The candidates for North Cowichan councillors spoke on a wide range of topics at an all-candidates meeting at Chemainus Secondary School Thursday night, hoping their messages would resonate with voters.
The personalities and important issues of the 15 contenders were all over the map, ranging from the humorous with significant insights to the informative to the lame to the plain mundane.
It’s admittedly hard to summarize a platform in three minutes, which is all the time each was allotted, plus another two minutes at the end of the program for a summary.
While many touched upon the contentious Municipal Forest Reserve review and the Official Community Plan, there were other matters they brought up to pique the interest of voters. All were in attendance other than incumbent Kate Marsh, who was ill and stayed at home but appeared by video link and relayed messages to be read to the audience.

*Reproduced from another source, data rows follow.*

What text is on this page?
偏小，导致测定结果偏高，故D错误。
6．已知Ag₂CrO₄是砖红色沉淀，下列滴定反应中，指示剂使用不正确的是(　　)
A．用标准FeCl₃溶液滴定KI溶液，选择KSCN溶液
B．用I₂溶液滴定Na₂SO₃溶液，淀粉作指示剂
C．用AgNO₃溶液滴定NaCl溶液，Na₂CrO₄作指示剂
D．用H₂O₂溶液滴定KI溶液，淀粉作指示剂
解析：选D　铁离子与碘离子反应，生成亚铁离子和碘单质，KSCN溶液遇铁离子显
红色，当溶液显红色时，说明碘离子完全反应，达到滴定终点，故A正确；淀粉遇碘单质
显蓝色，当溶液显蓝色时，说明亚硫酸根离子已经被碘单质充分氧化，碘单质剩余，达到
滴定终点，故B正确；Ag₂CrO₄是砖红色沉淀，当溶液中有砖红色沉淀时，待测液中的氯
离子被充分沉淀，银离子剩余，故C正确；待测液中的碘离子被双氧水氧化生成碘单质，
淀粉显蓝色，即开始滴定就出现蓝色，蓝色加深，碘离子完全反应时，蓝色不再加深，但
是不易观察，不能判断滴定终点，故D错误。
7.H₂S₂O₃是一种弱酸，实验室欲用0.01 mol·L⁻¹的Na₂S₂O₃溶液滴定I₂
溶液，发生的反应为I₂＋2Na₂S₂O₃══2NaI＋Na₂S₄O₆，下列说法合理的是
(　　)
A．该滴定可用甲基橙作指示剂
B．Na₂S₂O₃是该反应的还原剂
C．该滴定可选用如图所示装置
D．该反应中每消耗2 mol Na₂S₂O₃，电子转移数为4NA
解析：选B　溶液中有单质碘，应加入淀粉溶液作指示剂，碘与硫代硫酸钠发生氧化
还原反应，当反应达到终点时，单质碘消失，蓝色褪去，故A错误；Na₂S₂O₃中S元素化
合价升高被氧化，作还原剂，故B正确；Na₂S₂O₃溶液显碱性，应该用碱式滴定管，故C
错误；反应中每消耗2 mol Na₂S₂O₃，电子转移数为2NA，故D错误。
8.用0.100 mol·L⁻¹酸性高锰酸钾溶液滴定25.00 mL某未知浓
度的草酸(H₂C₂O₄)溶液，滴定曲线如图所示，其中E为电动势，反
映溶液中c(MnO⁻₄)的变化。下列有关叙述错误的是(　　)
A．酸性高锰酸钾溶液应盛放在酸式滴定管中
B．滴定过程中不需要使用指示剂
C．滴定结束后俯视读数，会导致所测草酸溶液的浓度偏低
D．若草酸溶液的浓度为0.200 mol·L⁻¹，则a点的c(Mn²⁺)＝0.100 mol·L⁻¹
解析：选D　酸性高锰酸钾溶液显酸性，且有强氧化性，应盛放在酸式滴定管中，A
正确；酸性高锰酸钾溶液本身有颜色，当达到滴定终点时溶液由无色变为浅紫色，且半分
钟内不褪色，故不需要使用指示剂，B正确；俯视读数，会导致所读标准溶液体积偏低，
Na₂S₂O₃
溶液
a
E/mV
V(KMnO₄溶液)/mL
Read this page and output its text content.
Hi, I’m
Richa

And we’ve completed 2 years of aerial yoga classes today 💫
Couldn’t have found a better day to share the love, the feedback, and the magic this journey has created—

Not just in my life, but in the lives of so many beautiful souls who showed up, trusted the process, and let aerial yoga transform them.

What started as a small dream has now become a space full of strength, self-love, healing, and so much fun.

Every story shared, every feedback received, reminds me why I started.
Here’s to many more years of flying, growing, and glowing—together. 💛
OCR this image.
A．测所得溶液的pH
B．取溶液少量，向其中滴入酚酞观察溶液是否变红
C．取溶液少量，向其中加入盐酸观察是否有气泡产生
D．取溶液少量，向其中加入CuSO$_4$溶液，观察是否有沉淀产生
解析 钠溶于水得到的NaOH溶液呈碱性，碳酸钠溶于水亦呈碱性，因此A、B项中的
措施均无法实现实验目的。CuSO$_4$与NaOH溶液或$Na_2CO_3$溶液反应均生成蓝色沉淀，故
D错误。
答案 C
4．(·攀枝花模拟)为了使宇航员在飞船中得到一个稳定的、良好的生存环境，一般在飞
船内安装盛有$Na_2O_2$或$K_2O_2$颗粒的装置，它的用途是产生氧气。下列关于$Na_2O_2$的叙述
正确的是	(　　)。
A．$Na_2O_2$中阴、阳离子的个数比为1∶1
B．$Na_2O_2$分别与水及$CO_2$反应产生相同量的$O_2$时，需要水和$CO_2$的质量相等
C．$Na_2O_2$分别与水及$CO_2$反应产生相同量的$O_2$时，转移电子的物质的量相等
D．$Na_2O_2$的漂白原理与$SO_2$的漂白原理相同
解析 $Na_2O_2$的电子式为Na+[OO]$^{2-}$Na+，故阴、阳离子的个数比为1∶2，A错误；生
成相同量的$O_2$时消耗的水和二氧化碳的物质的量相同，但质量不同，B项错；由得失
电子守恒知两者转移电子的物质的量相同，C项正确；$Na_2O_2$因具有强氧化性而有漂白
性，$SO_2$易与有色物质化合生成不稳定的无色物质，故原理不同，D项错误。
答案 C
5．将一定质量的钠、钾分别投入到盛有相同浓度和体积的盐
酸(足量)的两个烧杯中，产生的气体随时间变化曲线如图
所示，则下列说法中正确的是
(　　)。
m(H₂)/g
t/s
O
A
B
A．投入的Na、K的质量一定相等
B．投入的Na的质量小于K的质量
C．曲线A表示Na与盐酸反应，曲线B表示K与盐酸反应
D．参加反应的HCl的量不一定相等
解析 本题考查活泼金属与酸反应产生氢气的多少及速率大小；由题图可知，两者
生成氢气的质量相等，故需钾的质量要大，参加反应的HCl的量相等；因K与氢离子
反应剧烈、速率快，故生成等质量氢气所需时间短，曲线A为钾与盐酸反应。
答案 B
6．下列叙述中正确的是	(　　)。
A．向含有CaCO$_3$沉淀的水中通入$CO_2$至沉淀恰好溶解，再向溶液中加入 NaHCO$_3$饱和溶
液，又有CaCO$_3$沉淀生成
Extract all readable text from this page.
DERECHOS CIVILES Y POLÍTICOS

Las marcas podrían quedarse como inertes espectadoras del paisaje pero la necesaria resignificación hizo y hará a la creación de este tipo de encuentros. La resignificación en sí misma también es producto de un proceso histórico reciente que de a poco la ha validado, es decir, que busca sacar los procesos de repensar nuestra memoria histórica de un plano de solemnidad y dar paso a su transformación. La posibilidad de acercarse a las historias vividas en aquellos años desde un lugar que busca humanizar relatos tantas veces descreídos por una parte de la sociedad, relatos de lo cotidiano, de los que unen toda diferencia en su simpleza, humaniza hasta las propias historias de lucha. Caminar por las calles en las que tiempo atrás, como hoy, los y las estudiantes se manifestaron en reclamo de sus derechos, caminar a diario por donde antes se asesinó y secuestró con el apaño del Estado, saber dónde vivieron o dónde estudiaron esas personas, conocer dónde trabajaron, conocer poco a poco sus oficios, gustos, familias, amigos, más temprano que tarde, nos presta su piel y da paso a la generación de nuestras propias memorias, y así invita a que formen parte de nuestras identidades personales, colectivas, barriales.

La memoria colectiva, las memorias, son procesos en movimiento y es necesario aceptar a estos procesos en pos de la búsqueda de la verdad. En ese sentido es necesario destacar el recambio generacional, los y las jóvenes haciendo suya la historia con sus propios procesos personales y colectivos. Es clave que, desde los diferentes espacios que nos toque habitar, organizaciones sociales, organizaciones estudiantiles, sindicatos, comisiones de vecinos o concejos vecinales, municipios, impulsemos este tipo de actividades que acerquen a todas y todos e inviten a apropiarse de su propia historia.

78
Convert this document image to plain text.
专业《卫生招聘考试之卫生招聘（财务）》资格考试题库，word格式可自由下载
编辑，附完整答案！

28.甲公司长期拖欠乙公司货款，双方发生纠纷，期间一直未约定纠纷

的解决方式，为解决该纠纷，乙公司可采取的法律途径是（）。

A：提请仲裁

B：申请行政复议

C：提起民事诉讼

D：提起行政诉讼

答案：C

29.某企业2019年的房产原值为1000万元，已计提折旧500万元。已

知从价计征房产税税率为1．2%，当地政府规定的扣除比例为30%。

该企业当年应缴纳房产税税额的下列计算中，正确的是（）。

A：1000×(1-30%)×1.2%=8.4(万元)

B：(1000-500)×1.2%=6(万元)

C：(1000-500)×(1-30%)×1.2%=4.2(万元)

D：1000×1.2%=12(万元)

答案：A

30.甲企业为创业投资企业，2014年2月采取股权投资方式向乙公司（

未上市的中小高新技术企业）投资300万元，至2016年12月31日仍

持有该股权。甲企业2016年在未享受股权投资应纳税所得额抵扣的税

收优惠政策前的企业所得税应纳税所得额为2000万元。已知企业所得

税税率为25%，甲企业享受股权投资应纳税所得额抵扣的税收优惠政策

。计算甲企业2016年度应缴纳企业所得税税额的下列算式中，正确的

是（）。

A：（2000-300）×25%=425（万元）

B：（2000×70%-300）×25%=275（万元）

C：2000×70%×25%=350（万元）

In addressing the forest reserve review, “it must take First Nations and the environment into account,” Marsh noted.
Here’s a few tidbits from the presentations of each councillor hopeful in order of their places to speak at the meeting:
Chris Shaw – “We serve all of you no matter how they vote, whether like you or don’t,” he said. “It’s all of us waking up in the same valley.” He’s been aligned with Adrienne Richards, Joseph Enslow and Charles Borg for standing up at another candidates meeting in Maple Bay as believing the municipality’s official community plan process is tied to the World Economic Forum and/or the United Nations.
Christopher Justice – Completing his first term in office, “it’s been a humbling experience at times,” he said. “There’s more to learn and understand than I thought would have been possible.”
Tek Manhas – “I’m running to bring pragmatism and balance back to council,” he said. With stalled housing projects on Sherman Road and Willow Street in Chemainus, if these had been incentivized to developers, “we would have these units built already,” he added.
Peter W. Rusland – “Our unrealized potential will only be reached with citizen participation,” he said. “There is evidence of fear tactics being used here in North Cowichan,” he added on another matter. “Elect a team of people free of any underlying agendas.”
Mike Caljouw – “I want to engage meaningfully with the community,” he said. “I’m a free-thinking, open-minded person and I don’t vote along party lines.”
Chris Istace – “You’ve urged me to continue the serving of the community, as I’ve done for the last nine years, at a high level,” he said. From his previous experiences in the oil industry and being viewed mainly as an environmentalist now, “I learned we need to balance and change as we move forward in our lives,” he added.
Dana Arthurs – “I want to bring a new and cooperative voice to municipal hall,” she said. On the environment, “I feel every decision we make should be looking at the impact it would have on the environment,” she added.
Adrienne Richards – She addressed the issue of standing up during another meeting in Maple Bay, along with three others, when asked if they believed the municipality’s official community plan was influenced by the World Economic Forum and/or the United Nations. She said despite slander and defamation and complete fabrications by local bloggers, “myself and some others have managed to retain our integrity.”
Elizabeth Croft – “There’s some rhetoric hanging around this election,” she said. “Despite the rhetoric, I think you’ll see a lot of commonality among our platforms.” With whatever developments occur, “we want these developments to include affordable housing and rentals,” she added.
Joseph Enslow – He addressed his belief in the UN influence on the official community plan with a question for people about what the real emergency is here. “They don’t even know where the plan to revamp our entire community comes from,” he said. With plans like Chemainus revitalization, “what will it take to complete these projects?” he pondered.
Debra Toporowski – “I’m a caring person who knows how to listen to you and your community issues,” said the incumbent. “We need a balance between our environment and a strong economy. We can truly have both. It doesn’t need to be one or the other.”
Joyce Behnsen – “I am ready to work for the people of North Cowichan again,” said the prior councillor, who served from 2014-2018. “I’ve always enjoyed engaging with people.” On the housing issue, “we need to work effectively with the builders and developers to reduce lengthy delays,” she said.
Bruce Findlay – “I’m a unique candidate,” he said, with a business in Maple Bay, residence in Crofton and property in Chemainus. “I believe we need to increase the supply of homes for all residents.”
Charles Borg – “My vision for our community is businesses, individuals and families working together for peace and prosperity,” he said. He has also spoken previously about his support for the Freedom Convoy earlier this year as it was ruled a peaceful and legal protest.